Он ни с кем себя не сравнивал, не спрашивал чужого мнения, думая, что делает свое дело. Наверное, в двадцать или двадцать пять лет это было допустимо. Но однажды наступает возраст, когда всякий русский неврастеник начинает вспоминать, что Лермонтов уже энное количество лет в могиле, а трубы славы все еще не режут слух…
Он слышал про этот кризис тридцатилетних, и что некоторые даже кончают с собой. Захар не чувствовал никакого позыва к этому. Близость смерти и отчаяние вдохновляли его, но скорее как опасный инструмент, чем как единственный выход. Наоборот, он был уверен, что все делает правильно. И если бы не Оксана…

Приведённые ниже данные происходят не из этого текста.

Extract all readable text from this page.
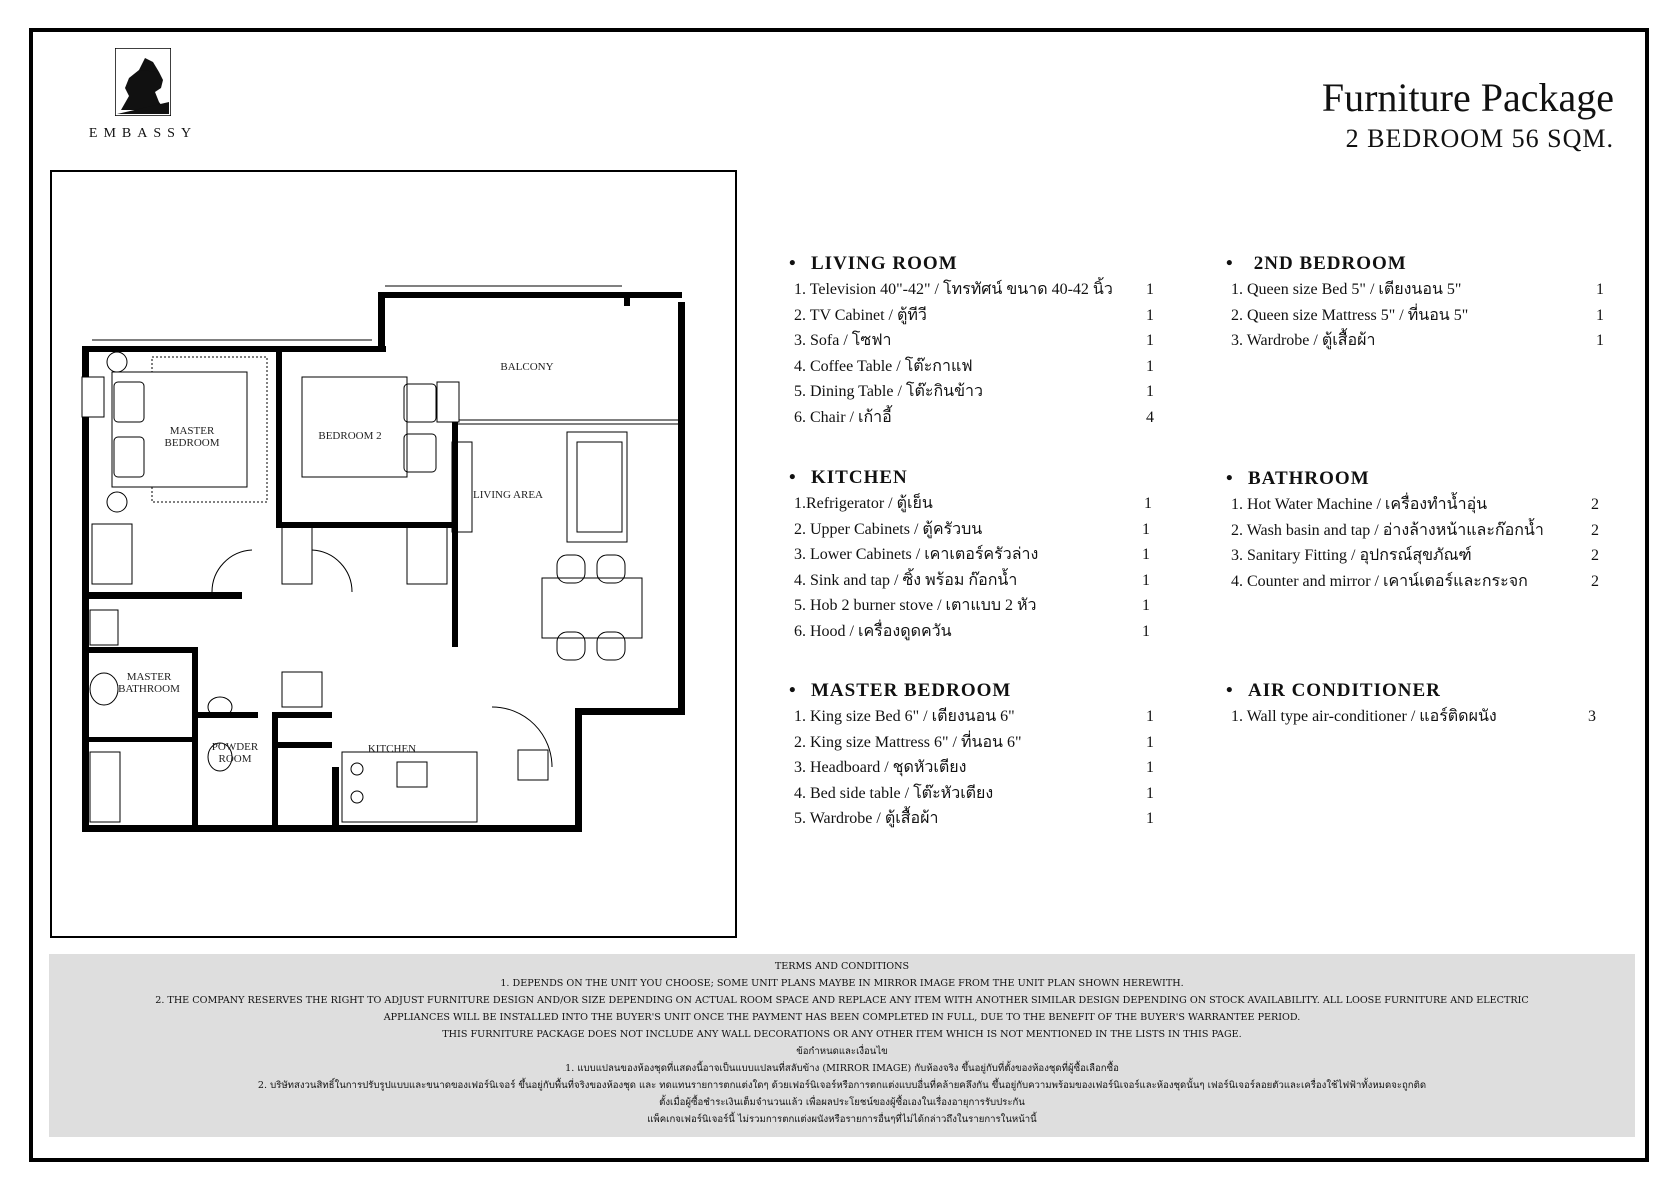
EMBASSY
Furniture Package
2 BEDROOM 56 SQM.
MASTER
BEDROOM
BEDROOM 2
BALCONY
LIVING AREA
MASTER
BATHROOM
POWDER
ROOM
KITCHEN
• LIVING ROOM
1. Television 40"-42" / โทรทัศน์ ขนาด 40-42 นิ้ว 1
2. TV Cabinet / ตู้ทีวี	1
3. Sofa / โซฟา	1
4. Coffee Table / โต๊ะกาแฟ	1
5. Dining Table / โต๊ะกินข้าว	1
6. Chair / เก้าอี้	4
• KITCHEN
1.Refrigerator / ตู้เย็น	1
2. Upper Cabinets / ตู้ครัวบน	1
3. Lower Cabinets / เคาเตอร์ครัวล่าง	1
4. Sink and tap / ซิ้ง พร้อม ก๊อกน้ำ	1
5. Hob 2 burner stove / เตาแบบ 2 หัว	1
6. Hood / เครื่องดูดควัน	1
• MASTER BEDROOM
1. King size Bed 6" / เตียงนอน 6"	1
2. King size Mattress 6" / ที่นอน 6"	1
3. Headboard / ชุดหัวเตียง	1
4. Bed side table / โต๊ะหัวเตียง	1
5. Wardrobe / ตู้เสื้อผ้า	1
• 2ND BEDROOM
1. Queen size Bed 5" / เตียงนอน 5"	1
2. Queen size Mattress 5" / ที่นอน 5"	1
3. Wardrobe / ตู้เสื้อผ้า	1
• BATHROOM
1. Hot Water Machine / เครื่องทำน้ำอุ่น	2
2. Wash basin and tap / อ่างล้างหน้าและก๊อกน้ำ	2
3. Sanitary Fitting / อุปกรณ์สุขภัณฑ์	2
4. Counter and mirror / เคาน์เตอร์และกระจก	2
• AIR CONDITIONER
1. Wall type air-conditioner / แอร์ติดผนัง	3
TERMS AND CONDITIONS
1. DEPENDS ON THE UNIT YOU CHOOSE; SOME UNIT PLANS MAYBE IN MIRROR IMAGE FROM THE UNIT PLAN SHOWN HEREWITH.
2. THE COMPANY RESERVES THE RIGHT TO ADJUST FURNITURE DESIGN AND/OR SIZE DEPENDING ON ACTUAL ROOM SPACE AND REPLACE ANY ITEM WITH ANOTHER SIMILAR DESIGN DEPENDING ON STOCK AVAILABILITY. ALL LOOSE FURNITURE AND ELECTRIC
APPLIANCES WILL BE INSTALLED INTO THE BUYER'S UNIT ONCE THE PAYMENT HAS BEEN COMPLETED IN FULL, DUE TO THE BENEFIT OF THE BUYER'S WARRANTEE PERIOD.
THIS FURNITURE PACKAGE DOES NOT INCLUDE ANY WALL DECORATIONS OR ANY OTHER ITEM WHICH IS NOT MENTIONED IN THE LISTS IN THIS PAGE.
ข้อกำหนดและเงื่อนไข
1. แบบแปลนของห้องชุดที่แสดงนี้อาจเป็นแบบแปลนที่สลับข้าง (MIRROR IMAGE) กับห้องจริง ขึ้นอยู่กับที่ตั้งของห้องชุดที่ผู้ซื้อเลือกซื้อ
2. บริษัทสงวนสิทธิ์ในการปรับรูปแบบและขนาดของเฟอร์นิเจอร์ ขึ้นอยู่กับพื้นที่จริงของห้องชุด และ ทดแทนรายการตกแต่งใดๆ ด้วยเฟอร์นิเจอร์หรือการตกแต่งแบบอื่นที่คล้ายคลึงกัน ขึ้นอยู่กับความพร้อมของเฟอร์นิเจอร์และห้องชุดนั้นๆ เฟอร์นิเจอร์ลอยตัวและเครื่องใช้ไฟฟ้าทั้งหมดจะถูกติด
ตั้งเมื่อผู้ซื้อชำระเงินเต็มจำนวนแล้ว เพื่อผลประโยชน์ของผู้ซื้อเองในเรื่องอายุการรับประกัน
แพ็คเกจเฟอร์นิเจอร์นี้ ไม่รวมการตกแต่งผนังหรือรายการอื่นๆที่ไม่ได้กล่าวถึงในรายการในหน้านี้
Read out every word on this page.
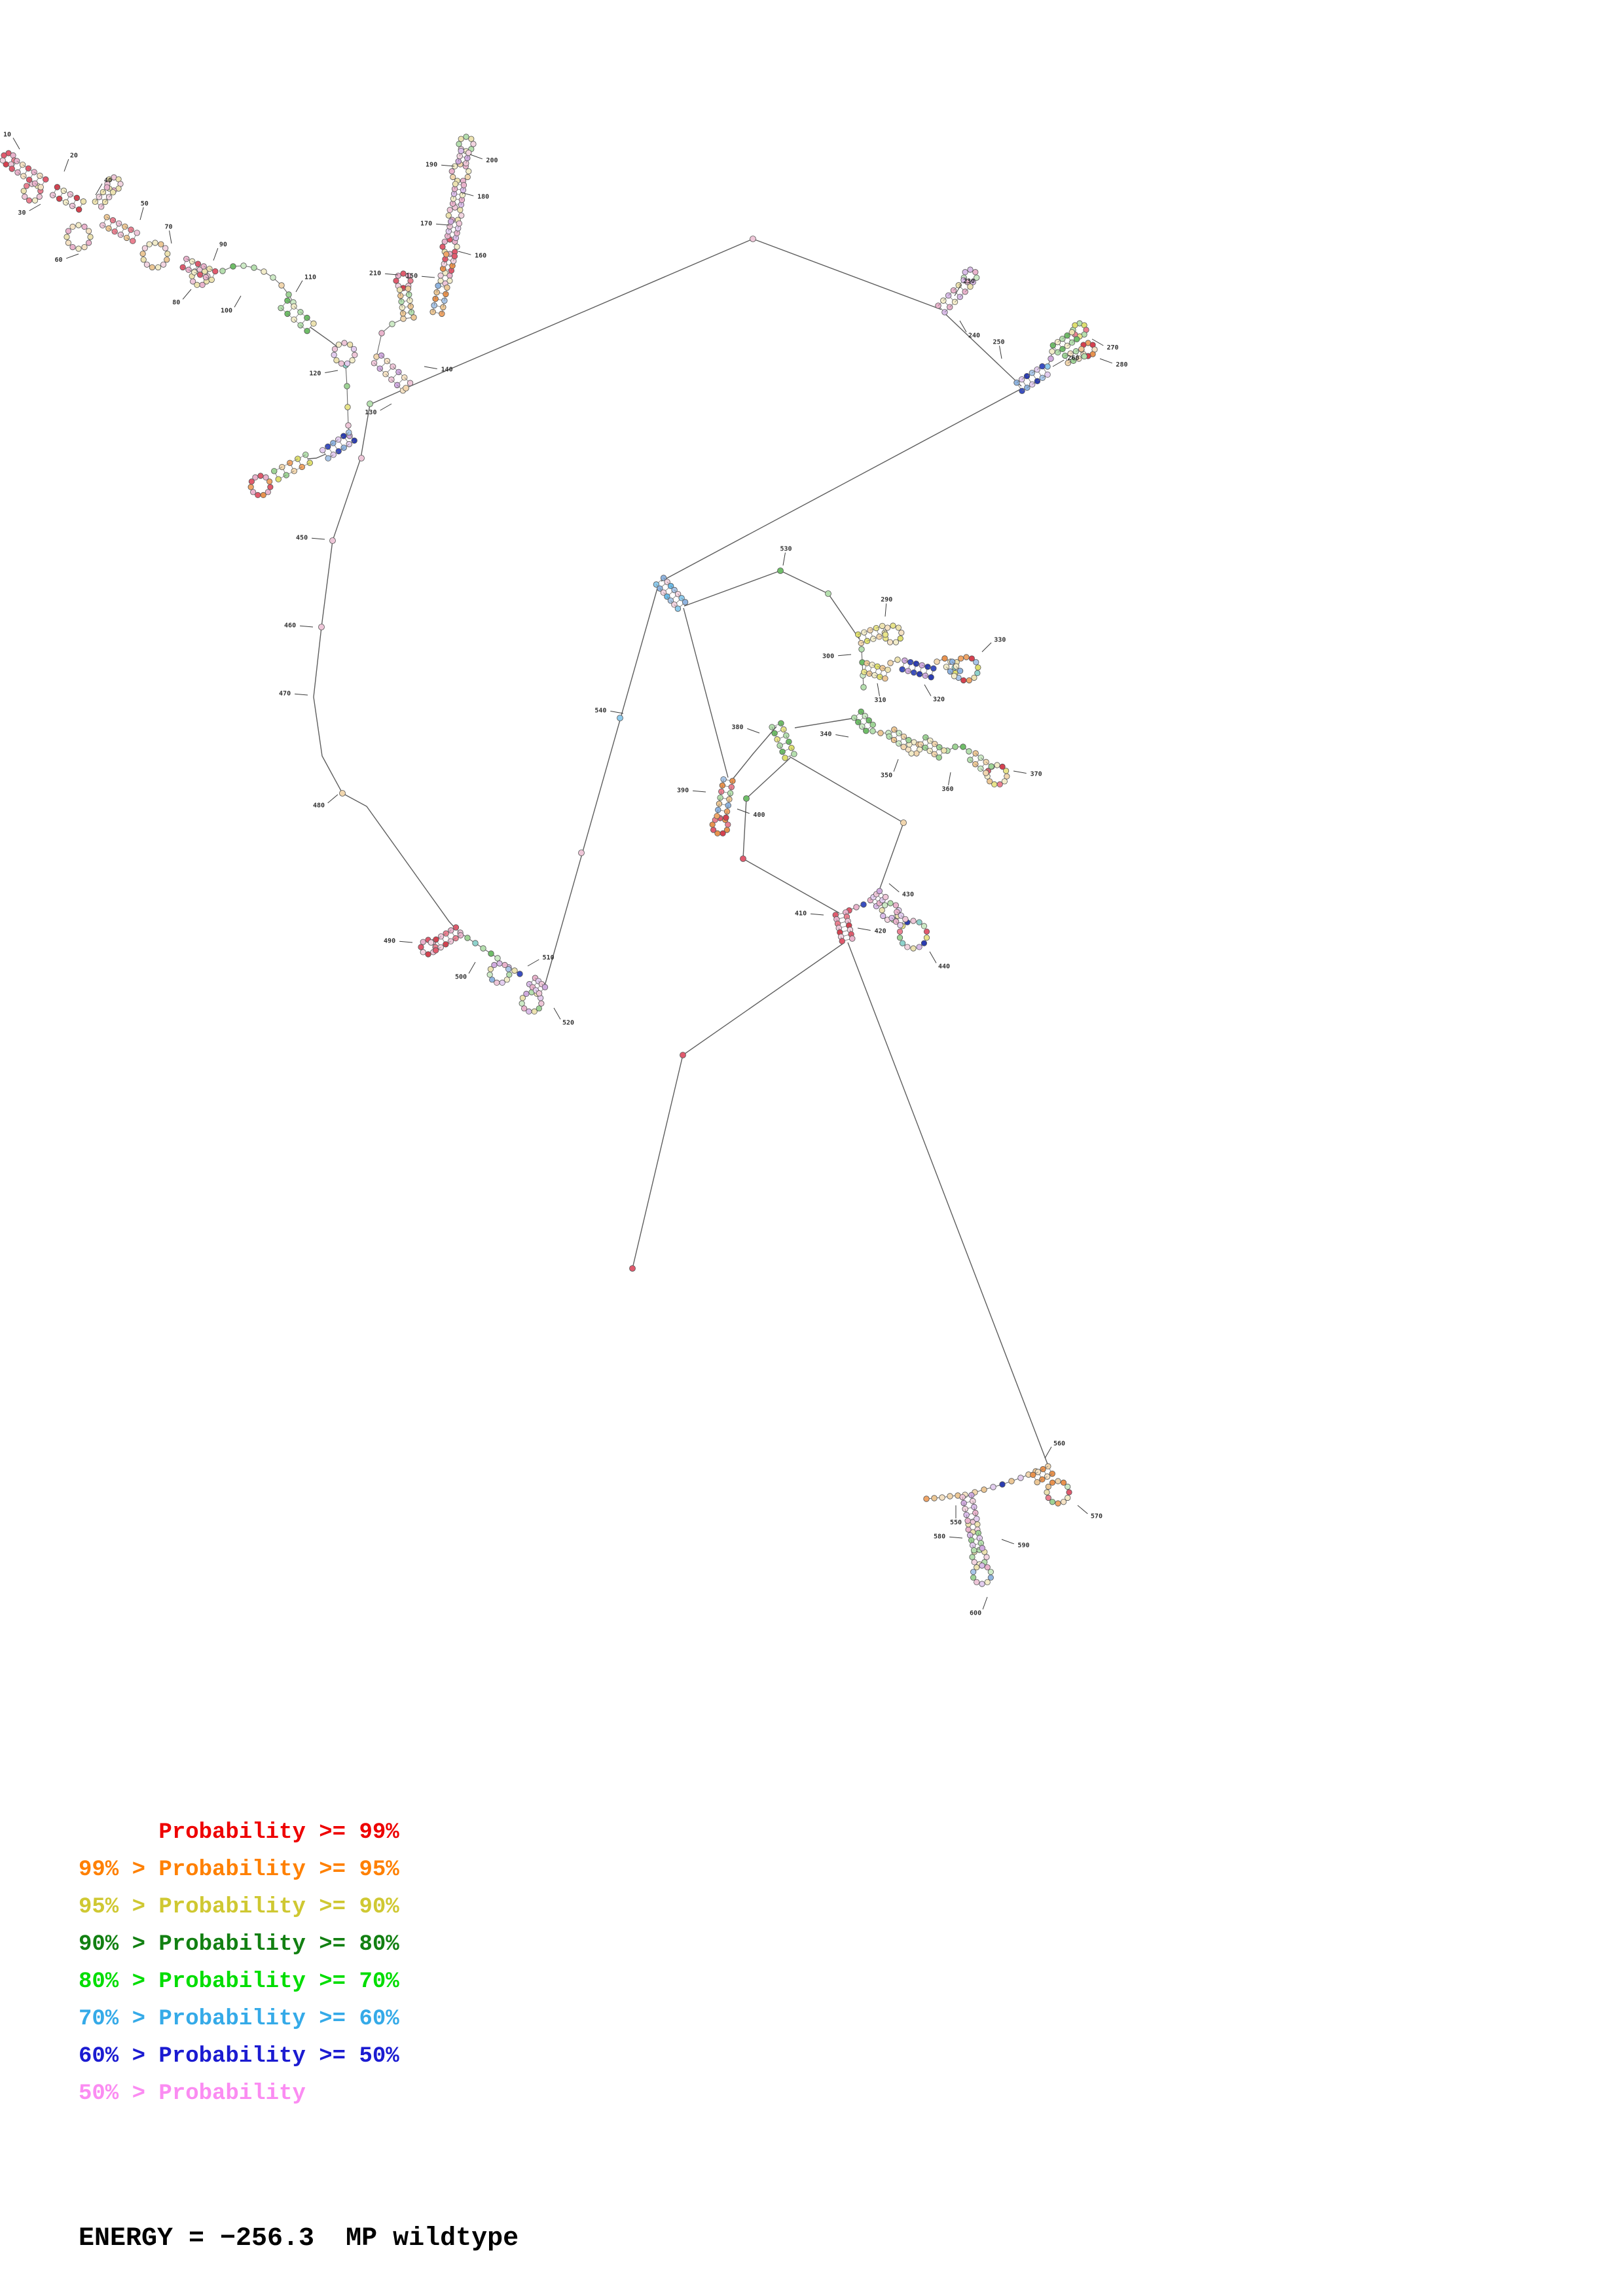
10
20
30
40
50
60
70
80
90
100
110
120
130
140
150
160
170
180
190
200
210
230
240
250
260
270
280
290
300
310	320
330
340
350
360
370
380
390
400
410
420
430
440
450
460
470
480
490
500
510
520
530
540
550
560
570
580
590
600
Probability >= 99%
99% > Probability >= 95%
95% > Probability >= 90%
90% > Probability >= 80%
80% > Probability >= 70%
70% > Probability >= 60%
60% > Probability >= 50%
50% > Probability
ENERGY = −256.3  MP wildtype
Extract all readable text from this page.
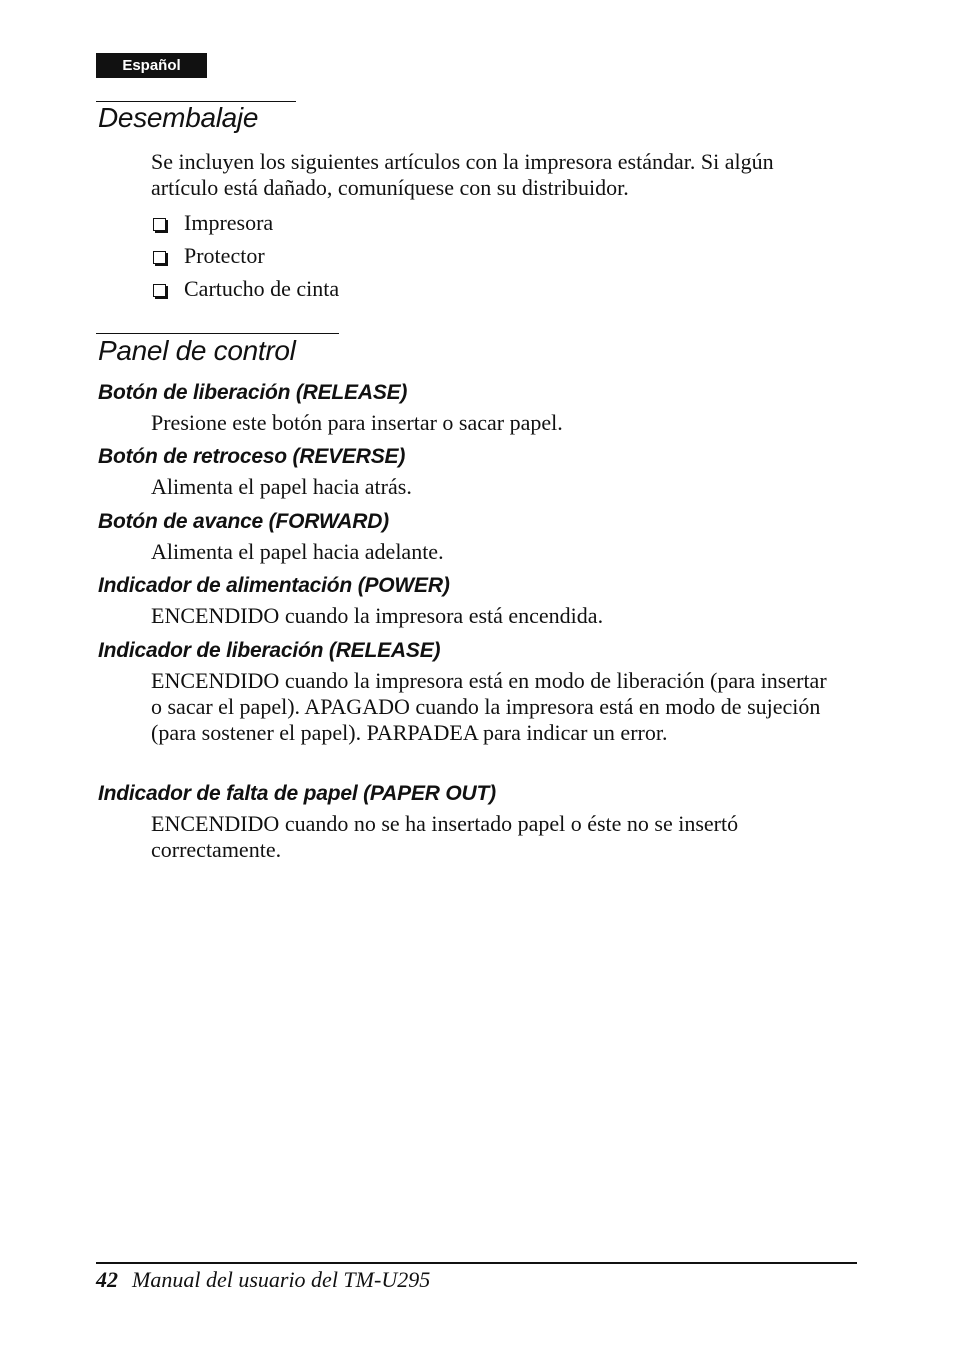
Español
Desembalaje

Se incluyen los siguientes artículos con la impresora estándar. Si algún artículo está dañado, comuníquese con su distribuidor.

Impresora
Protector
Cartucho de cinta
Panel de control
Botón de liberación (RELEASE)

Presione este botón para insertar o sacar papel.

Botón de retroceso (REVERSE)

Alimenta el papel hacia atrás.

Botón de avance (FORWARD)

Alimenta el papel hacia adelante.

Indicador de alimentación (POWER)

ENCENDIDO cuando la impresora está encendida.

Indicador de liberación (RELEASE)

ENCENDIDO cuando la impresora está en modo de liberación (para insertar o sacar el papel). APAGADO cuando la impresora está en modo de sujeción (para sostener el papel). PARPADEA para indicar un error.

Indicador de falta de papel (PAPER OUT)

ENCENDIDO cuando no se ha insertado papel o éste no se insertó correctamente.

42 Manual del usuario del TM-U295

…Оксана иногда очень скептично на него смотрела. И при этом хотела, чтобы он просматривал ее материалы и критиковал (а лучше хвалил). Кое-что они даже делали вместе. Отчасти в угоду ей, отчасти из-за возможности хоть что-то заработать он стал окучивать журналистику. Дело это было немудреное и довольно приятное. Суть была в правильном соотношении фактов, дерзости и блефа, чтобы получалось неглубоко, но ярко. Труды его вызывали определенный интерес, и он то возомнивал о себе что-то, то впадал в уныние. Ибо не прекращались звонки ее знакомых мужчин, писателей, издателей, коллег, и Оксана часами выслушивала их похмельные исповеди — где, с кем и почему они пили, с кем спали, и кто их обидел — учила жизни, объясняла женскую психологию (тем, кто интересовался не мальчиками), уговаривала не расстраиваться (тем более, что поводы всегда были смехотворны). Они приглашали ее в гости, в кафе, в путешествия, открывали ей свои замысловатые сердца. Она забавлялась и наслаждалась всем этим, как редким блюдом. Да, эти воркования могли длиться часами, а Захар сидел в другой комнате, совершенно забытый. И это была лишь верхушка айсберга: Захар мог вообразить, что творится на работе. После этих разговоров Захар испытывал глубокое чувство неполноценности.